日本株の上昇ペースが加速する中、高配当株式の選好が高まる
日本企業はこれまで、堅調な企業業績に加えて3つの変化を背景に、株主還元の積極化を進めてきました。
さらに今年に入り、PBR(株価純資産倍率)1倍割れ企業に変革を求める動きが加わったこともあり、
高配当株式投資の有効性が高まっていると考えられます。
日興ジャパン高配当株式ファンドでは、
配当利回りと配当の成長に着目し、個別企業の株主還元拡充などの変化を捉えて、積極的なリターンの獲得を目指しています。

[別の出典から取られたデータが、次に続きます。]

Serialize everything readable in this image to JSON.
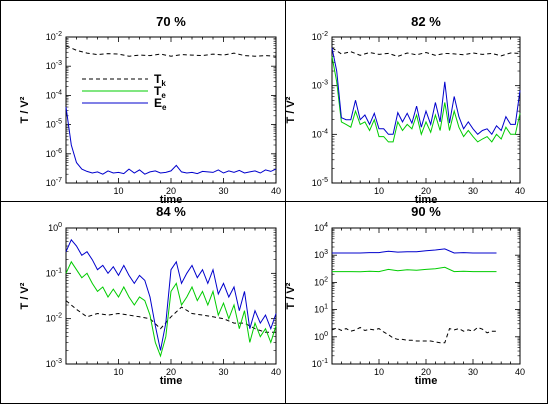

来年にかけては、グローバルな景況観改善の可能性も考慮して複数のセクターに注目しています。
高配当株式投資への注目を促す「変化」
株式市場の上昇基調が続く大きな要因の一つに、日本企業が積極的に株主還元を拡充していることが挙げられます。 その理由として、「事業構造改革による効果などで業績を堅調に伸ばしていること」に加えて、 「ここ数年、日本企業が資本効率を意識した経営に転換し始めたこと(以下の3つの変化)」が挙げられます。
①企業と投資家の対話が進展
2015年のコーポレート・ガバナンスコード適用開始以来、機関投資家と企業との対話が徐々に進展し、 ここ数年で、企業トップと直接対話ができる機会も格段に増えています。 対話の積み重ねによって、資本効率を改善することの重要性に対する理解が深まっている印象です。
②社外取締役の増加
加えて、社外取締役の比率が上昇したことで、取締役会で資本効率に関する議論が活発に行なわれるなど、 企業経営の変化が感じられるようになっています。
③アクティビストによる株主提案の増加
近年、海外のアクティビスト・ファンド(いわゆる「モノ言う株主」)による、配当増額や自社株取得を求める株主提案が増加しており、 株主還元が不十分な企業に対する外部からの圧力が強まっています。
日本企業の多くは、依然として低PBR状態
さらに、PBR(株価純資産倍率)1倍割れ企業の対応が、今年の大きな変化として注目されています。
2023年3月、東証は、PBRが1倍を継続的に割れている企業などに対して、資本コストや株価を意識した経営の促進に向けて、
現状分析と改善策の開示を要請しました。
これを受けて、事業構造改革の加速や、株主還元の拡充を発表する企業が増えています。
これらの変化は、利益の成長率よりも配当の成長率の方が高い傾向が続くことにつながる可能性が高く、
長期的に高配当株投資の有効性を高めるものと考えています。
運用のポイントと足元の注目点
当ファンドでは、配当利回りが市場平均を上回る企業の中から、配当の成長性が高いと考える企業を厳選して投資しています。 中期的な配当の成長ポテンシャルを見極めるため、企業経営陣との対話を中心としたボトムアップ・アプローチを行なっています。 特に重視しているポイントは、事業の競争力が高く、キャッシュを生み出す力があるか、キャッシュの活用について明確な方針を持ち、 株主還元と成長に向けた投資のバランスが取れているか、などの点です。
現在の株式市場は、賃金の上昇や株主還元拡充といった日本のマクロ、ミクロ両面の変化を評価した海外投資家の資金流入などを背景に、
堅調に推移しています。
このような中、当ファンドでは安定した業績を背景に増配基調が見込まれる銘柄や、
経営変化によって株主還元の拡充が期待できる銘柄に注目し、ポートフォリオを構築しています。
欧米の景気後退懸念が残る一方、日本では内需の回復が着実に進んでおり、通信、ITサービス、住宅、小売などの内需セクターを中心に、
安定した業績から増配基調を続ける企業を選別しています。
個別企業の経営変化の面では、不採算事業からの撤退や成長分野への積極投資などの事業構造改革や、
株主還元姿勢の変化がみられる企業に注目しています。
この他、来年にかけてグローバルに景況感が改善する可能性も考慮して、
景気に対する先行性が高い半導体関連の電子材料企業や機械セクター、今後想定される国内金利の上昇が追い風となる銀行セクターにも注目しています。